“Do you kiss your mother with those lips?”
Many individuals have employed the arresting retort “do you kiss your mother with those lips” when faced with ribald, sexually inappropriate comments or otherwise offensive or insulting statements.
A variation of this expression should be developed for Michael Ignatieff in light of his new work (if one could generously stretch the term) entitled True Patriot Love: Four Generations in Search of Canada published by Viking Press. In light of this platitude-filled simplistic book and in light of Mr. Ignatieff’s only putative qualification for the Prime Ministership of Canada — namely his much vaunted career as an intellectual and an academic — the variation for Mr. Ignatieff should be: “Did you write your dissertation with that pen?”
To the portion of the public who do not hail from a political science academic background, Mr. Ignatieff’s stature in academia has perhaps been somewhat artificially inflated. One can speculate as to why this is: maybe it is due to his years in the UK on the BBC or perhaps through his shrewd tailoring of academic publications for both academic and public consumption. But regardless of the merits of the arguments he made within academia or how intensely they have been critiqued by both the left and the right, Ignatieff was not too long ago a legitimate and serious academic.

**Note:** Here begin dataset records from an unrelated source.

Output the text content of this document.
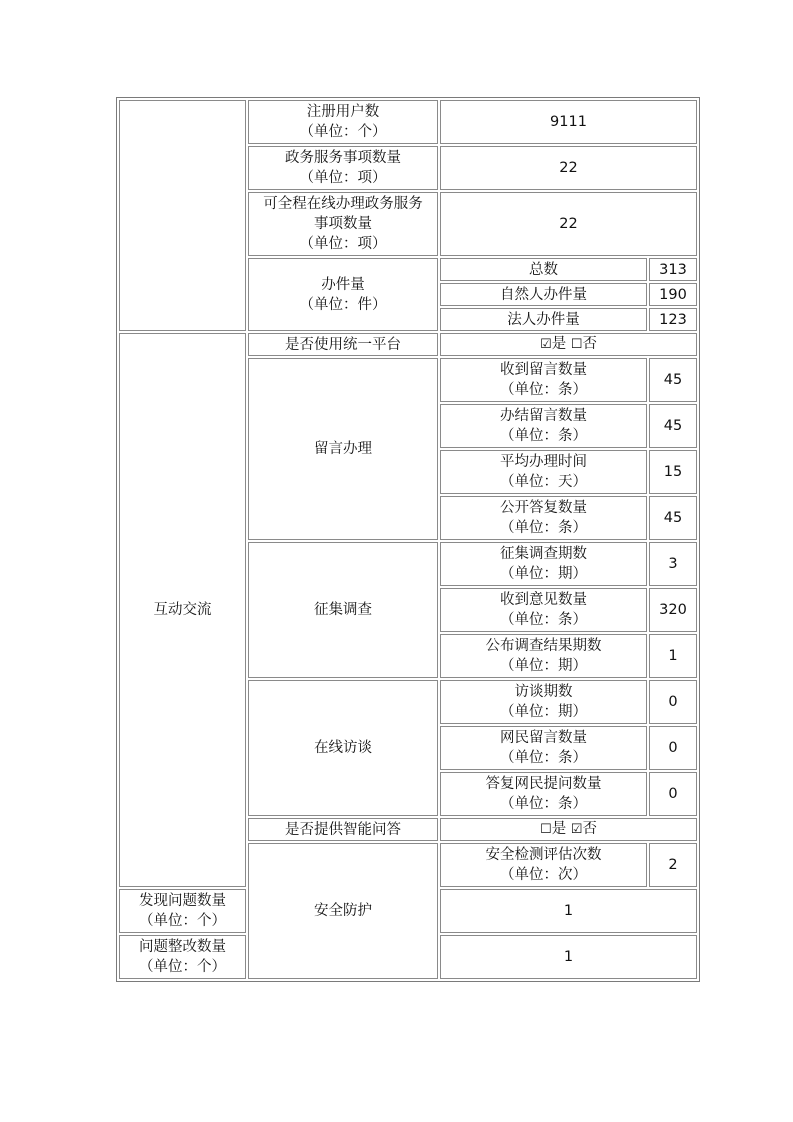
	注册用户数
（单位：个）	9111	

	政务服务事项数量
（单位：项）	22	

	可全程在线办理政务服务
事项数量
（单位：项）	22	

	办件量
（单位：件）	总数	313
		自然人办件量	190
		法人办件量	123
互动交流	是否使用统一平台	☑是 ☐否	
	留言办理	收到留言数量
（单位：条）	45

		办结留言数量
（单位：条）	45

		平均办理时间
（单位：天）	15

		公开答复数量
（单位：条）	45
	征集调查	征集调查期数
（单位：期）	3

		收到意见数量
（单位：条）	320

		公布调查结果期数
（单位：期）	1
	在线访谈	访谈期数
（单位：期）	0

		网民留言数量
（单位：条）	0

		答复网民提问数量
（单位：条）	0
	是否提供智能问答	☐是 ☑否	
	安全防护	安全检测评估次数
（单位：次）	2

发现问题数量
（单位：个）		1	

问题整改数量
（单位：个）		1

For all its faults and much maligned “ivory tower” status, the one thing that is genuinely different and unique in academic political science discourse is that regardless of the position being argued, it cannot be argued merely on empty platitudes or trite, meaningless verbiage. Any academic who tried to publish such a piece in a peer-reviewed journal would find herself or himself laughed out the door and then not-so-subtly mocked behind his or her back. This is not to say that all of the arguments coming out of academia are either strong or convincing. Perish the thought! But the academic’s pen has always been considered, at least within academia, as too meaningful to sully with the kind of empty and meaningless soundbites that usually characterize the political discourse of camera-crazed politicians.
An excerpt from Fulford:
Enthusiastic flag-waving and empty generalizations, the daily bread of politics, apparently no longer bother Ignatieff. At one point, mentioning certain failures of Canadian life, he says: “Despite these challenges, or because of them, most of us [Canadians] are quietly but intensely patriotic.” How the hell can he know that? Did he do a poll? And if someone’s patriotism happens to be quiet, how can he know it’s also intense? He can’t, of course, and probably wouldn’t even try to defend that sentence if challenged in public.
A few pages later political enthusiasm carries him into the realm of ersatz poetry: “We [Canadians] are still a band of incorrigible romantics. We still believe in that imagined Canada, just beyond the horizon, which one day we could make our own.” Those lines are for reading to a willing mob of power-starved Liberals, desperate for a reason to leap to their feet in applause.
On this point all thinking individuals, be they of the more conservative persuasion like Fulford or be they on the left, can agree.